Kバレエ・オプトは、BunkamuraとK-BALLET TOKYOが2022年に立ち上げたプロジェクトです。「芸術がいかに社会にその価値を還元していくか」という命題に応えるべく、時代性のある新作を上演しています。『白鳥の湖』や『くるみ割り人形』をはじめとする古典バレエの公演を続けつつ、現代作品の新作を積極的に発表するというのは、日本国内のバレエ団においては稀有なことであり、Kバレエ・オプトだからこそ成せるのだと高野さんは言います。
「クラシックバレエは、伝統を受け継いでいく形式の美。この形式美って、現代とのギャップがあればあるほど魅力が出てくるものだと思います。16世紀頃に生まれたバレエは、ルイ王朝で育まれ、そして時を経てソ連でほぼほぼ今のスタイルへと確立していきました。その時代に人々が感動した美しさを継承して、現代を生きる人々にも同じ感動を届けたいという思いがKバレエにはあります」
「その一方で、Kバレエ・オプトは何をするのか」と高野さんは続けます。「芸術の根源を探っていくと、やはり社会との呼応や社会からの要請というのがあると思います。時流だったり時代性だったり、その時々にしか発信できないものがある。今この瞬間に何でこれだけのお金や時間やエネルギーをかけて作るのか、というところを深く掘り下げてフォーカスした作品を同時にやっていく。バレエ団としての厚みが出ることはもちろん、ダンサーの経験としても、形式美と自分の体の探求という2つのアプローチができます。この両輪によって、より総合芸術たるものになっていくのではないかというK-BALLET TOKYOとBunkamuraオーチャードホールの芸術監督である熊川の考えの基、Kバレエ・オプトが始まりました」
『シンデレラの家』では、和田さんの音楽がパーティーシーンを彩ります。辛い日常を抜け出したシンデレラにとって、パーティーはある種の魔法がかかった空間。その『魔法』をどのように表現して見せてくれるのか期待が膨らみます。

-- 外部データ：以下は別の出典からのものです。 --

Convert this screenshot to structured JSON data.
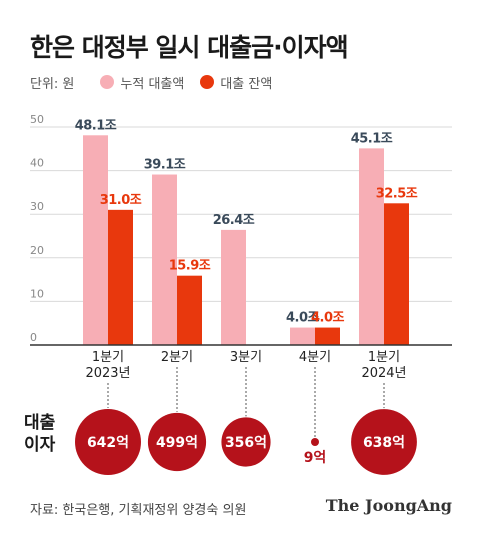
{
  "title": "한은 대정부 일시 대출금·이자액",
  "legend": {
    "unit": "단위: 원",
    "items": [
      {
        "label": "누적 대출액",
        "color": "#f7aeb5"
      },
      {
        "label": "대출 잔액",
        "color": "#e8380d"
      }
    ]
  },
  "chart_data": {
    "type": "bar",
    "categories": [
      "1분기\n2023년",
      "2분기",
      "3분기",
      "4분기",
      "1분기\n2024년"
    ],
    "ylim": [
      0,
      50
    ],
    "yticks": [
      0,
      10,
      20,
      30,
      40,
      50
    ],
    "grid": true,
    "series": [
      {
        "name": "누적 대출액",
        "color": "#f7aeb5",
        "values": [
          48.1,
          39.1,
          26.4,
          4.0,
          45.1
        ],
        "labels": [
          "48.1조",
          "39.1조",
          "26.4조",
          "4.0조",
          "45.1조"
        ],
        "label_color": "#3a4a5a"
      },
      {
        "name": "대출 잔액",
        "color": "#e8380d",
        "values": [
          31.0,
          15.9,
          null,
          4.0,
          32.5
        ],
        "labels": [
          "31.0조",
          "15.9조",
          null,
          "4.0조",
          "32.5조"
        ],
        "label_color": "#e8380d"
      }
    ],
    "interest": {
      "label": "대출 이자",
      "values": [
        "642억",
        "499억",
        "356억",
        "9억",
        "638억"
      ],
      "amounts": [
        642,
        499,
        356,
        9,
        638
      ],
      "color": "#b5121b"
    }
  },
  "source": "자료: 한국은행, 기획재정위 양경숙 의원",
  "brand": "The JoongAng"
}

「自分たちは家電を使って演奏をしていて、家にある外在するものに魔術をかけているようなイメージがあります。主人公の内面にあるものを、どうオブジェクトと楽器と音楽と体で表現できるのか、まさにこれから作っていくところです」と話す和田さん。ダンサーと同じ舞台上で演奏を披露するということで、その空間の一部となりつつも、シンデレラの内面を映し出さなくてはなりません。その難しい挑戦を前に、「内と外の行き来をどう表現できるのか。そこをぜひやってみたいですね」と意気込みを語ってくれました。
一方、酒井さんはシンデレラの母親を演じます。
「育児に介護に仕事にと、ストレスでキリキリになっている母親役を演じます。彼女がやって来ると、みんながストレスを感じてしまうような......。そういった役を演じるのは初めてかもしれない。ものすごく強い刃を出さなければならないのが実は私にとってはすごく大変です。それから、家のボスとしていてほしいとも言われています。役作りにはすごくこだわっているので、思いっきり『はなさん怖かったな!』と言ってもらえたら正解かなと思っています。振付もパンチや重さがある動きなど、色々工夫をしていきたいです」
クラシックバレエを中心に活動してきた酒井さんですが、同時にコンテンポラリー作品やミュージカルなど、幅広い領域への挑戦も続けてきました。そうした古典の型からは逸脱した振付や作品に取り組む場合でも、クラシックバレエが常に自身の中心にあるのだと語ります。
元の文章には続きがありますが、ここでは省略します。